Imagine we have a linear regression with two indipendent variable ($x_1$ and $x_2$):

$y = b_01 + b_1x_1 + b_2x_2$

The variation in $y$ explained by $x_1$ and $x_2$, will also be explained with a similar extent by a combined variable:

$z_1 = a_1x_1 + a_2x_2$

So, $z_1$ will replace $b_1x_1 + b_2x_2$. For reducing the dimension, the number of principal component that is going to be used, will always be less than the number of features.

It’s important to remember that PCA is not a feature selection method: we’re not selecting features, we’re rather combining features to come up with a new feature.

Now, from a set of features, for example $(x_1, x_2, x_3, x_4, x_5)^T$ we come up to a set of principle component $(z_1, z_2)^T$. In ordinary least squares we would have used all the predictors.

OLS: $y = b_01 + b_1x_1 + b_2x_2 + b_3x_3 + b_4x_4 + b_5x_5$

In PCR we are going to use a smaller set, the principle component:

PCR: $y = b^i_01 + b^i_1z_1 + b^i_2z_2$

Pros and cons of PCR

Some of the most notable advantages of performing PCR are the following:

Dimensionality reduction. By using PCR you can easily perform dimensionality reduction on a high dimensional dataset and then fit a linear regression model to a smaller set of variables, while at the same time keep most of the variability of the original predictors.
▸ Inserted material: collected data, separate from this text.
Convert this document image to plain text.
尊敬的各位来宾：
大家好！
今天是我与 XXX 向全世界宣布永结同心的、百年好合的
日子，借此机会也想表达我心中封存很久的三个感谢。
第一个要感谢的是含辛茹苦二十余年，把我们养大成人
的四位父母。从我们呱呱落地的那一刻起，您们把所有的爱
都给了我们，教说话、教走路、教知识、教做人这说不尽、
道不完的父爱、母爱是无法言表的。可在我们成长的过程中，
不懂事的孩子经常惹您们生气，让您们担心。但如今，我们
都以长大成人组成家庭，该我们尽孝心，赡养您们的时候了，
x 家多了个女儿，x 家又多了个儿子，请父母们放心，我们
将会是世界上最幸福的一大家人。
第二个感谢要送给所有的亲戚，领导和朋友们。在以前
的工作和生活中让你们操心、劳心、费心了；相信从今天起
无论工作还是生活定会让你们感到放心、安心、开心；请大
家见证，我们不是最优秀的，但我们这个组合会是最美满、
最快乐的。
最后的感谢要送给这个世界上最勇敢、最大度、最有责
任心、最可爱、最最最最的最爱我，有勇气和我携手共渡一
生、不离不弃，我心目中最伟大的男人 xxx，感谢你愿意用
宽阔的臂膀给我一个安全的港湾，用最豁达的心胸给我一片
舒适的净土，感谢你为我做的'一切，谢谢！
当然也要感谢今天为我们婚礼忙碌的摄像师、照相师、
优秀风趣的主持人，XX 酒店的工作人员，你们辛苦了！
You can also run PCR when there are more variables than observations (wide data). PCR tends to perform well when the first principal components are enough to explain most of the variation in the predictors.
Overfitting reduction. Overfitting is the result of using a too complex model. Most of the information related to the dependent variable is condensend in the principal components and by estimating less coefficients you can reduce the risk of overfitting.
PCR can perform regression when the explanatory variables are highly correlated or even collinear.
PCR is automatic: The only decision you need to make is how many principal components to keep.

As always with potential benefits come potential risks and drawbacks.

Principal component regression does not consider the response variable when deciding which principal components to drop: it could very well be that some of the “last” principal components are useful for predicting $Y$! The decision to drop components is based only on the magnitude of the variance of the components. There is no a priori reason to believe that the principal components with the largest variance are the components that best predict the response.
Dimensionality reduction. In case you need a lot of principal components to explain most of the variability in your data, say roughly as many principal components as the number of variables in your dataset, then PCR might not perform that well in that scenario, it might even be worse than plain vanilla linear regression.